Après les États généraux de l’information, une initiative est débattue au Sénat jeudi 17 octobre sur le renforcement de l’indépendance des médias et la protection des journalistes.

Respect du pluralisme, pouvoir de sanctions de l’Arcom, secret des sources… Le Sénat planche jeudi 17 octobre sur le renforcement de l’indépendance des médias et la protection des journalistes, une occasion de mesurer les ambitions du gouvernement sur les suites à donner aux États généraux de l’information.

La proposition de loi de la sénatrice socialiste Sylvie Robert, examinée dans la matinée à la chambre haute, balaye de nombreux sujets évoqués lors de ces États généraux (EGI), lancés il y a un an par le président de la République Emmanuel Macron et dont les conclusions ont été rendues début septembre. « Il faut absolument construire aujourd’hui un nouvel édifice législatif pour répondre à ce paysage médiatique qui s’est complètement transformé », insiste auprès de l’AFP l’auteure du texte.

Cette dernière a bon espoir de dégager une majorité au Sénat, pourtant dominé par une alliance entre la droite et les centristes, sur plusieurs de ses propositions, même si rien n’assure que le texte sera ensuite inscrit à l’ordre du jour de l’Assemblée nationale.

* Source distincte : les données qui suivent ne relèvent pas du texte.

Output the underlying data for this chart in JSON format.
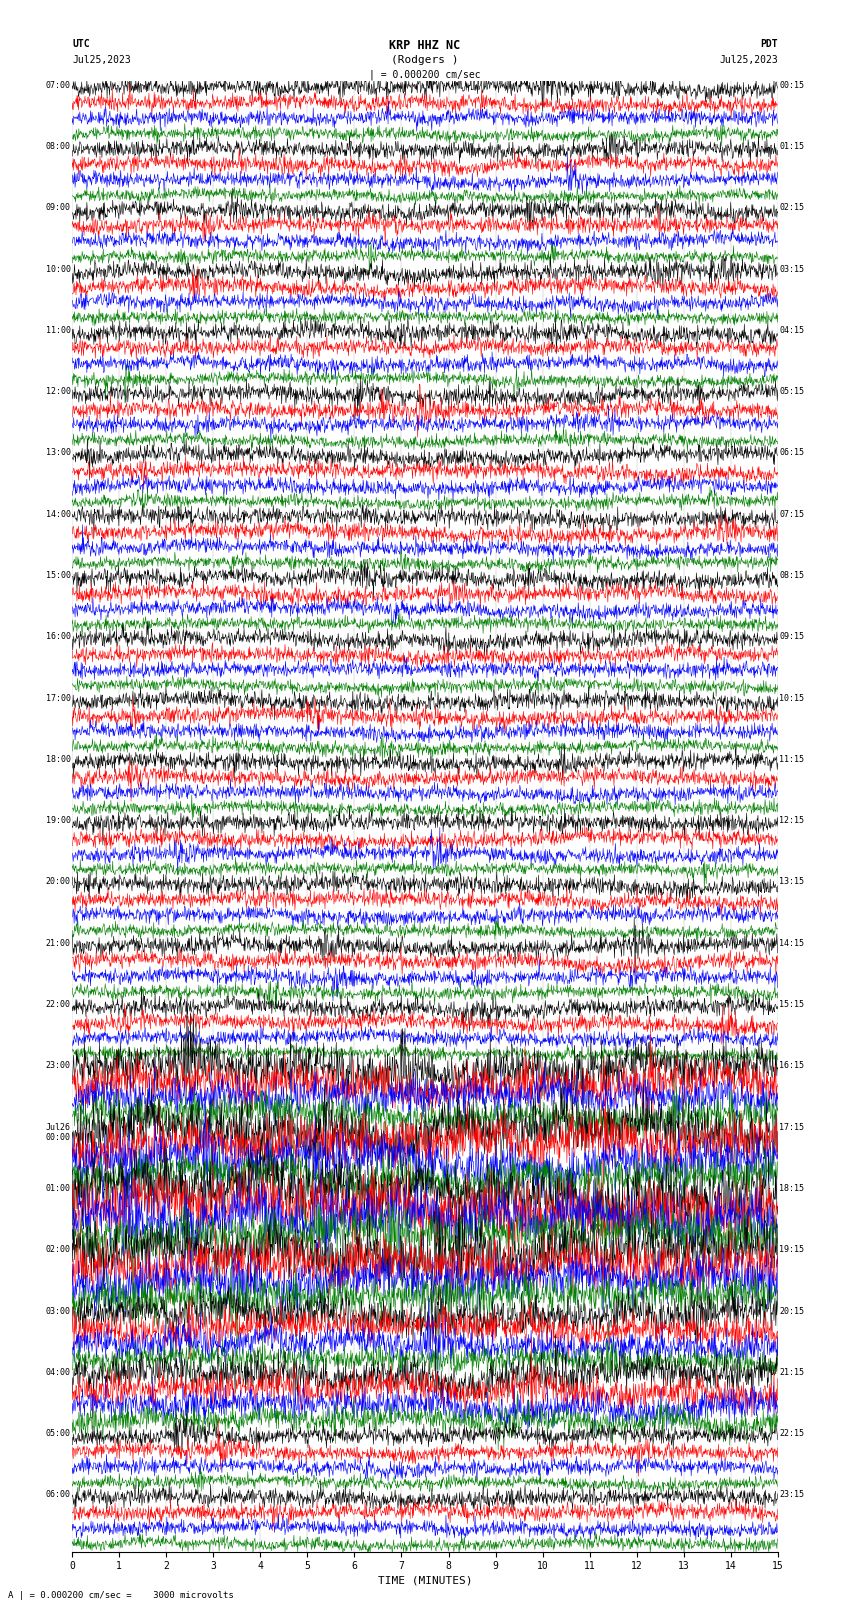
{
  "title_line1": "KRP HHZ NC",
  "title_line2": "(Rodgers )",
  "scale_label": "| = 0.000200 cm/sec",
  "left_header": "UTC",
  "left_date": "Jul25,2023",
  "right_header": "PDT",
  "right_date": "Jul25,2023",
  "bottom_label": "TIME (MINUTES)",
  "bottom_note": "A | = 0.000200 cm/sec =    3000 microvolts",
  "x_min": 0,
  "x_max": 15,
  "x_ticks": [
    0,
    1,
    2,
    3,
    4,
    5,
    6,
    7,
    8,
    9,
    10,
    11,
    12,
    13,
    14,
    15
  ],
  "colors": [
    "black",
    "red",
    "blue",
    "green"
  ],
  "num_groups": 24,
  "background": "white",
  "utc_labels": [
    "07:00",
    "08:00",
    "09:00",
    "10:00",
    "11:00",
    "12:00",
    "13:00",
    "14:00",
    "15:00",
    "16:00",
    "17:00",
    "18:00",
    "19:00",
    "20:00",
    "21:00",
    "22:00",
    "23:00",
    "Jul26\n00:00",
    "01:00",
    "02:00",
    "03:00",
    "04:00",
    "05:00",
    "06:00"
  ],
  "pdt_labels": [
    "00:15",
    "01:15",
    "02:15",
    "03:15",
    "04:15",
    "05:15",
    "06:15",
    "07:15",
    "08:15",
    "09:15",
    "10:15",
    "11:15",
    "12:15",
    "13:15",
    "14:15",
    "15:15",
    "16:15",
    "17:15",
    "18:15",
    "19:15",
    "20:15",
    "21:15",
    "22:15",
    "23:15"
  ],
  "seed": 42,
  "n_points": 1500
}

Mais « il fallait mettre à l’agenda du Sénat ces questions-là », assure-t-elle, espérant apporter une « contribution » au débat, alors que plusieurs initiatives parlementaires fleurissent, comme une proposition de loi macroniste déposée à l’Assemblée par Violette Spillebout (Renaissance) et Jérémie Patrier-Leitus (Horizons).

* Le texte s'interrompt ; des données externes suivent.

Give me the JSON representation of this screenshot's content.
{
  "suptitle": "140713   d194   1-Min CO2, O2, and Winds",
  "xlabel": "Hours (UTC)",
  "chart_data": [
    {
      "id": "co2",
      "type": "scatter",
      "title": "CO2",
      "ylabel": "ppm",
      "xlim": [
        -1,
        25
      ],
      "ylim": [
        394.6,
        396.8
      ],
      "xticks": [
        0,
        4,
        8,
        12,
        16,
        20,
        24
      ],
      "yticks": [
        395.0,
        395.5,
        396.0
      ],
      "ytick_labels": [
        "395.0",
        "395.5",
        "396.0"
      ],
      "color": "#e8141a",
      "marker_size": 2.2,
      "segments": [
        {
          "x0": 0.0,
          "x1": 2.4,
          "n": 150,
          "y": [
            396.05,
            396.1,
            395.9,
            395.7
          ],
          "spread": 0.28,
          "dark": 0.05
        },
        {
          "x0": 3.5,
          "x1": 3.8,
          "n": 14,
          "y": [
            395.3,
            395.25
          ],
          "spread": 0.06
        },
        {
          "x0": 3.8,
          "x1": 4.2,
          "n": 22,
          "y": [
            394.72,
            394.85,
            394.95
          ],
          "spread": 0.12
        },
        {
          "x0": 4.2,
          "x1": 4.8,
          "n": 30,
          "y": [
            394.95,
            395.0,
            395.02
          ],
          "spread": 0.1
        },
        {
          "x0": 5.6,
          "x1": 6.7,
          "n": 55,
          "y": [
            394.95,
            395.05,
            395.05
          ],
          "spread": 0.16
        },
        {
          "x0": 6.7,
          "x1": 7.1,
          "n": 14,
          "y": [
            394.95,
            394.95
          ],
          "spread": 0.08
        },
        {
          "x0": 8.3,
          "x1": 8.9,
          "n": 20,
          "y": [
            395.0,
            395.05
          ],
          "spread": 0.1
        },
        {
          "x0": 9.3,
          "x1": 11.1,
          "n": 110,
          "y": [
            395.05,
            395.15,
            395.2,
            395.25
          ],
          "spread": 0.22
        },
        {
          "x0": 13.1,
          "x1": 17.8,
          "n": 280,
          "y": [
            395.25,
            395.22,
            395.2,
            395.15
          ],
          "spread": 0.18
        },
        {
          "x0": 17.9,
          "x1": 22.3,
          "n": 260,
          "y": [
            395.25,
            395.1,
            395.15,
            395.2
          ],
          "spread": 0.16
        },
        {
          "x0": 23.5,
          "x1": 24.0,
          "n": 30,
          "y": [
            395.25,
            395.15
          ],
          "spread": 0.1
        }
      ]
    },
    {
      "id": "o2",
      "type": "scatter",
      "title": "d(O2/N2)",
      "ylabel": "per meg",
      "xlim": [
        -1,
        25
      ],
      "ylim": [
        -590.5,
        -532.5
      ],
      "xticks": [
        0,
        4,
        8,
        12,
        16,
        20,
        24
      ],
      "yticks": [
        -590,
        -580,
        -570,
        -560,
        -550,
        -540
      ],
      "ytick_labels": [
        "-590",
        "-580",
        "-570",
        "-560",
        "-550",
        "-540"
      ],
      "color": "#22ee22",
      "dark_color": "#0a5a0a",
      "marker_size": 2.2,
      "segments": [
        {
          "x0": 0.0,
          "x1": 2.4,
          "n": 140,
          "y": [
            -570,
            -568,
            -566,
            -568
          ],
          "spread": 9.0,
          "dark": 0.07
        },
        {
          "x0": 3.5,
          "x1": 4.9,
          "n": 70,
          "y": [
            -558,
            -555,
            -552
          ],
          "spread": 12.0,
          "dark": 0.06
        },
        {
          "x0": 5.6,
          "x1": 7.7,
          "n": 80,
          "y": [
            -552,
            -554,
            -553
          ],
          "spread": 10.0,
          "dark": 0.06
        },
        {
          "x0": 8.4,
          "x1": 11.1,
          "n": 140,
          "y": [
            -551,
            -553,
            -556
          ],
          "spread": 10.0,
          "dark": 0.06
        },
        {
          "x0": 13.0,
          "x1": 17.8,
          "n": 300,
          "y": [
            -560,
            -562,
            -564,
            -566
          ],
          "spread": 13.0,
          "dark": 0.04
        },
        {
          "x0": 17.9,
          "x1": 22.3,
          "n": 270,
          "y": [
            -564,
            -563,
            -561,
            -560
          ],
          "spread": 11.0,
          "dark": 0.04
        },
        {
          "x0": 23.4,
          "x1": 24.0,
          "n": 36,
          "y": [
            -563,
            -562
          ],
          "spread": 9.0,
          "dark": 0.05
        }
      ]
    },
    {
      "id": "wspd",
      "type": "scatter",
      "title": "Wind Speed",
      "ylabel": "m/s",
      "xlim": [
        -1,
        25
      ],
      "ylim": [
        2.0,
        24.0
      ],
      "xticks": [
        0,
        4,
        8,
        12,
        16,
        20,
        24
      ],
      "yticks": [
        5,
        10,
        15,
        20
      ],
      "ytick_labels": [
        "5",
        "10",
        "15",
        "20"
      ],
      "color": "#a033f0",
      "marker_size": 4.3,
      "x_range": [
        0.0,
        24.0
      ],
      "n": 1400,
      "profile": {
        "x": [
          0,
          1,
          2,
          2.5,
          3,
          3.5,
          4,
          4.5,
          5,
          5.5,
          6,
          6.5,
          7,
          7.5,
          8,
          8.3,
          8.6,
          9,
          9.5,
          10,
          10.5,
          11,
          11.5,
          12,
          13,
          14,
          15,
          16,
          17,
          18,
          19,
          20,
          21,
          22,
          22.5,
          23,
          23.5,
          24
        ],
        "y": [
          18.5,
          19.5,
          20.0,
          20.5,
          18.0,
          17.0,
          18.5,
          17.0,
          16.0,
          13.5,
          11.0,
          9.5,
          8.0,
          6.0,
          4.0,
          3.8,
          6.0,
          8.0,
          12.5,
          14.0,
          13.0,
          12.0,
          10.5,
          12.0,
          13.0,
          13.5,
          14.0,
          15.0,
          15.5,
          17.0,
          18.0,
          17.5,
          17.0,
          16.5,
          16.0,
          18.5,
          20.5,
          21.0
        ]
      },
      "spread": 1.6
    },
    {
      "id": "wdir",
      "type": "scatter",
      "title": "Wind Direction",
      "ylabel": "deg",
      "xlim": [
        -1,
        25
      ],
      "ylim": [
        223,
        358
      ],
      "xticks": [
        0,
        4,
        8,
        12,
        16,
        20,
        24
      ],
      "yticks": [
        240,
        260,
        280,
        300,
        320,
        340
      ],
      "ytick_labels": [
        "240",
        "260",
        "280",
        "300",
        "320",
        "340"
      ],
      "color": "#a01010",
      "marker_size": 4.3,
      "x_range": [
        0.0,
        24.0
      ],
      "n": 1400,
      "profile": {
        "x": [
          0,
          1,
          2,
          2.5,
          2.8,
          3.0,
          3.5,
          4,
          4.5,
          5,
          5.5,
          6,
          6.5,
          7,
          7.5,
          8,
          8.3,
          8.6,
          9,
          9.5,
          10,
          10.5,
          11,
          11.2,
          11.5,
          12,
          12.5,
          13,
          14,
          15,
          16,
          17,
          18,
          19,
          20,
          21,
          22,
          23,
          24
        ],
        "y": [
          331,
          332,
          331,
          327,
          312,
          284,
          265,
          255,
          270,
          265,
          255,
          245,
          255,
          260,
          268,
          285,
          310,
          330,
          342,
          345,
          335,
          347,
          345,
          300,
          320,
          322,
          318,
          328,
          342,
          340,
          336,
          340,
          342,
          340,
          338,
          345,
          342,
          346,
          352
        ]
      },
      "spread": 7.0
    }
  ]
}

Plusieurs parlementaires s’attendent par ailleurs à voir la ministre de la Culture Rachida Dati mettre sur pied un texte « au premier semestre 2025 » reprenant les conclusions des EGI.

Divergences

Parmi les mesures consensuelles en passe d’être votées par le Sénat, le renforcement des chartes déontologiques dans les titres de presse écrite et audiovisuelle ou encore l’élargissement des bénéficiaires de la protection du secret des sources, notamment aux directeurs de publication.

Sur l’épineux dossier des droits voisins du droit d’auteur, qui permettent aux éditeurs ou aux agences de presse de se faire rémunérer lorsque leurs contenus sont réutilisés par les géants comme Google ou Facebook, le texte propose d’améliorer la transparence dans le dialogue entre plateformes et médias. Un dispositif de médiation de l’Autorité de la concurrence serait ainsi créé en cas de refus de la plateforme de transmettre des documents nécessaires à la négociation avec l’éditeur ou l’agence de presse.

Mais derrière ces propositions largement soutenues, l’examen de cette proposition de loi va raviver des clivages bien plus sensibles, notamment sur les pouvoirs de l’Arcom, le régulateur de l’audiovisuel qui n’a pas renouvelé la fréquence TNT de C8 et NRJ12 pour 2025. Le groupe socialiste propose ainsi d’élargir les exigences de pluralisme, conformément à un avis du Conseil d’Etat de février 2024 relatif à la chaîne CNews. Et étend les sanctions à la disposition du régulateur, activables dès lors que les chaînes recevraient deux ou trois mises en demeure selon les cas.

Droit d’agrément

« Cela donnerait à l’Arcom des droits exorbitants », s’insurge le sénateur LR Max Brisson, qui dénonce « une volonté cachée » par la gauche de « cibler le groupe Canal + » à travers ce « coup politique ». L’alliance LR-centristes devrait donc parvenir, en séance publique, à faire supprimer ces mesures. « Les dernières semaines ont montré que l’Arcom avait les moyens d’agir. Laissons faire les choses sans légiférer », insiste le centriste Michel Laugier.

La majorité sénatoriale entend également s’opposer frontalement à la mise en place, proposée par la gauche, d’un « droit d’agrément » des journalistes pour leur directeur de rédaction, permettant aux rédactions de s’opposer à certains profils. Une réaction, notamment, aux grèves de l’été 2023 au JDD contre l’arrivée comme directeur de Geoffroy Lejeune, marqué à l’extrême droite. « À ce rythme-là, il n’y aura plus aucun investisseur dans la presse écrite », s’insurge Michel Laugier, craignant une « entrave au droit d’entreprise » et rappelant que cette mesure n’a pas été retenue par le comité de pilotage des EGI. « Je ne suis pas dans un état d’esprit de défiance », se défend Sylvie Robert, « il y a au contraire nécessité que la confiance soit au rendez-vous dans les rédactions car tout le monde a à y gagner ».